Diary

XXVII – Sogni rivelatori


DAY 27

Che cosa buffa, quel numero segnato sull’adesivo, e io non mi accorsi di nulla; forse si aspettava che la richiamassi, e forse per quello si comportò in modo così strano quando per caso ci ritrovammo. Comunque penso che in qualche modo ci saremmo incontrati nuovamente.

Torno nel monolocale, ripenso a tutta questa storia e in qualche modo mi sento un po’ in debito verso l’autore del diario, inconsapevolmente mi ha portato a trovare un nuovo posto e ad uscire da una situazione di stallo.

Pochi giorni dopo anche l’ultimo scatolone è stato chiuso, resta fuori ben poco, il diario lo metto in borsa, e dopo aver riconsegnato le chiavi del monolocale scatola, chiudo la porta del furgone che parte senza di me.

Ho deciso di andare via così come sono arrivato, ossia in treno. Nonostante il caldo mi sono messo una delle mie giacche preferite, mi metto gli occhiali da sole e mi incammino verso la stazione. Decido di ricontattare i ragazzi della webzine perché vorrei parlargli degli altri progetti trovati nel diario e probabilmente rimasti incompiuti, ma aspetto di arrivare in treno per poter scrivere, anche perché il sole non mi permette di vedere il display del telefono.

Arrivo in stazione, guardo gli orari e il binario, ed eccomi nuovamente su un treno, con le idee più chiare e con una nuova destinazione; in mano il diario che ormai sento appartenermi.

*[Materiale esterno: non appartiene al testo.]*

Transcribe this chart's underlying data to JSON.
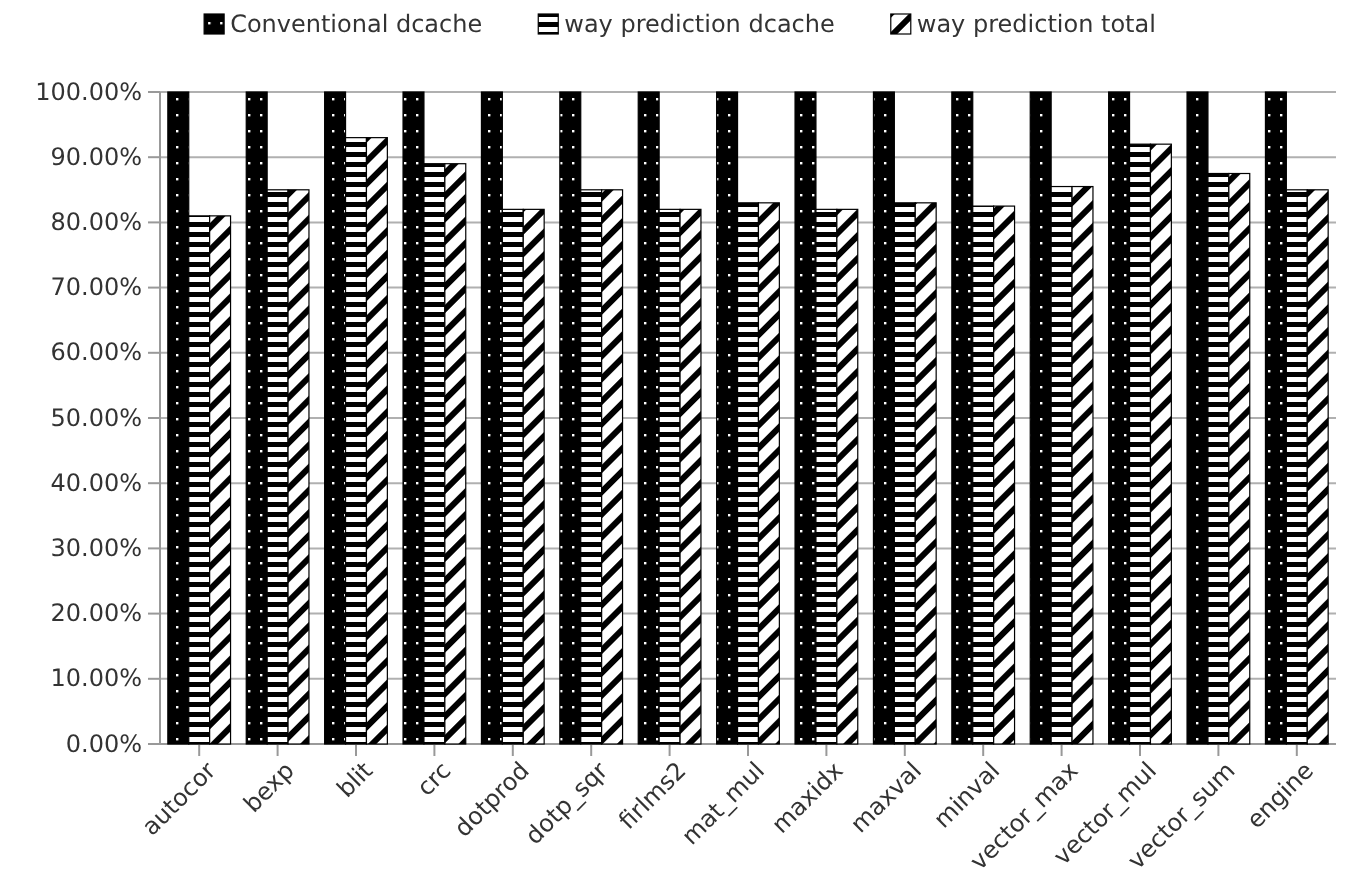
{
  "chart_data": {
    "type": "bar",
    "categories": [
      "autocor",
      "bexp",
      "blit",
      "crc",
      "dotprod",
      "dotp_sqr",
      "firlms2",
      "mat_mul",
      "maxidx",
      "maxval",
      "minval",
      "vector_max",
      "vector_mul",
      "vector_sum",
      "engine"
    ],
    "series": [
      {
        "name": "Conventional dcache",
        "color": "#000000",
        "values": [
          100,
          100,
          100,
          100,
          100,
          100,
          100,
          100,
          100,
          100,
          100,
          100,
          100,
          100,
          100
        ]
      },
      {
        "name": "way prediction dcache",
        "color": "#000000",
        "values": [
          81,
          85,
          93,
          89,
          82,
          85,
          82,
          83,
          82,
          83,
          82.5,
          85.5,
          92,
          87.5,
          85
        ]
      },
      {
        "name": "way prediction total",
        "color": "#000000",
        "values": [
          81,
          85,
          93,
          89,
          82,
          85,
          82,
          83,
          82,
          83,
          82.5,
          85.5,
          92,
          87.5,
          85
        ]
      }
    ],
    "ylim": [
      0,
      100
    ],
    "yticks": [
      {
        "value": 0,
        "label": "0.00%"
      },
      {
        "value": 10,
        "label": "10.00%"
      },
      {
        "value": 20,
        "label": "20.00%"
      },
      {
        "value": 30,
        "label": "30.00%"
      },
      {
        "value": 40,
        "label": "40.00%"
      },
      {
        "value": 50,
        "label": "50.00%"
      },
      {
        "value": 60,
        "label": "60.00%"
      },
      {
        "value": 70,
        "label": "70.00%"
      },
      {
        "value": 80,
        "label": "80.00%"
      },
      {
        "value": 90,
        "label": "90.00%"
      },
      {
        "value": 100,
        "label": "100.00%"
      }
    ],
    "grid": "y",
    "legend": "top"
  }
}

Lo sfoglio nuovamente e trovo un’intervista e degli altri appunti; tra questi un’immagine di tetti di una città “che fa paura”, mi ricorda molto la città della prima conferenza… BarrieraLa città mi fa terrore

Barriera veduta Città

Sarà la stanchezza o lo stress ma mi sono addormentato, mi sveglia il solito controllore. Gli do il biglietto che era rimasto in fondo alla borsa, e per fare questo appoggio il diario sul sedile, sotto la borsa. Il treno prosegue e quell’andamento lento e traballante, mi concilia il sonno e mi riaddormento; sogno la “nonnina” incontrata sul treno, c’è una barca, un’isola, credo che fosse siciliana, mi sveglio perché mi è arrivata una notifica di una mail, sono i ragazzi della webzine.

Apro incuriosito la mail e non mi rendo conto che dormendo ho perso il conto delle fermate. Mi alzo di scatto, prendo la borsa e scendo al volo appena in tempo. Mi fermo un attimo per leggere la mail, e i ragazzi della webzine mi dicono che è arrivata una mail del loro collaboratore, o meglio, il campo del testo è vuoto, ma c’è una foto in allegato. Clicco sulla miniatura, aspetto il caricamento e poi riconosco quella foto, è la stessa che mi aveva fatto vedere la “nonnina” in treno.

Penso al diario, tocco la borsa troppo leggera, inizio a correre. In lontananza una ragazza con i capelli rossi corre più veloce di me e riesce a salire sul treno. Io resto a terra, i vagoni mi passano accanto, e con la coda dell’occhio mi sembra di vedere me stesso riflesso al di là del vetro.